Instructions to Jury

At the conclusion of the trial, the judge gives the jury specific instructions about its duties. This is done in open court and the instructions are entered into the record. The development of jury instructions by a judge is made difficult due to two goals. The first goal is to provide technically correct instructions that will withstand judicial appeal. If a judge rejects the jury instruction submitted by the defense counsel, the defense can object, providing grounds for an appeal. In order to protect the case from being remanded because of faulty instructions, judges are careful to be technically correct in all the finer points of the law in developing their instructions.
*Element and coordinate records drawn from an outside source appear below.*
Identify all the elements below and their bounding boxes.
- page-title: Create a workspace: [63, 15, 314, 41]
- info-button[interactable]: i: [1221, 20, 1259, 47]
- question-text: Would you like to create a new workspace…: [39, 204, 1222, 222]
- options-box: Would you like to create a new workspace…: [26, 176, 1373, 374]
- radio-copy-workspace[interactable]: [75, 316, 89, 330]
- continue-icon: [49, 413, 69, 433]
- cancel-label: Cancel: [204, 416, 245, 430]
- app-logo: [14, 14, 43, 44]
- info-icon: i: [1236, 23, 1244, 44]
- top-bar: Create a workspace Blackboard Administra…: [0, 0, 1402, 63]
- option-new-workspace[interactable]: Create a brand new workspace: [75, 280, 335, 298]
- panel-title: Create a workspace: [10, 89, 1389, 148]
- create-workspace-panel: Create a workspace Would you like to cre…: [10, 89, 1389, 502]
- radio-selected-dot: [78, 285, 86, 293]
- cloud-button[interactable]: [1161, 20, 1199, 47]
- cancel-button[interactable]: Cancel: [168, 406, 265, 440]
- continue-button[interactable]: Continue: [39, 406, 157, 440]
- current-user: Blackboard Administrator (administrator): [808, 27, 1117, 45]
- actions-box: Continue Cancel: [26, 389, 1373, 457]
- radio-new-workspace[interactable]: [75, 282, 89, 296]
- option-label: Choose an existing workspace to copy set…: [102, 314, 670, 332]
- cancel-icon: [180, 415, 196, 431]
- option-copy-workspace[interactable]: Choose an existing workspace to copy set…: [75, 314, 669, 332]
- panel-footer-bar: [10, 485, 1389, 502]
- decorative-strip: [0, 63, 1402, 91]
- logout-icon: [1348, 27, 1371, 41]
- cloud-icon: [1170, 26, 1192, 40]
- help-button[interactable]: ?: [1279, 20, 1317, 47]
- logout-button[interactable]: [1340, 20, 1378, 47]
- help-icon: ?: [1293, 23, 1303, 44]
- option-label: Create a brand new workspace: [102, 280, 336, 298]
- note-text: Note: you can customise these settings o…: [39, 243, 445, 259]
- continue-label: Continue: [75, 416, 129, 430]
Jury Deliberation and Verdict

Throughout the trial, the jurors are silent observers who are not asked to contribute to the process until the time of deliberation. At that time, the jurors are asked to reach a verdict in the case. The primary function of the jury is to determine what it considers to be the subjective facts of a case. In this role, the jury has considerable discretion.Jury deliberation takes place in the privacy of a jury room. No record is made of the jury deliberations. The jury room is guarded by a bailiff who ensures that the jury will remain undisturbed in its deliberations. The first order of business for most juries is the selection of a foreperson. There are no formal rules in most jurisdictions for how a jury proceeds. Each jury may set its own informal rules for how to deliberate. During deliberation the jury can, through the bailiff, request that physical evidence be brought before it. The jury can also request that the court reporter read part of the testimony out of the record. Juries can also ask the judge to provide clarification of legal points during deliberation. If the jurors can agree on a verdict, it will be signed by the foreperson and read aloud in court. In most states, there must be an unanimous finding in favor of the plaintiff or the defendant. In some states, the jurys can give a verdict based on a 9-3 majority. In case of a hung jury, i.e. where the jury fails to reach a verdict or there is insufficient majority or the jury is not unanimous, the judge can order a retrial.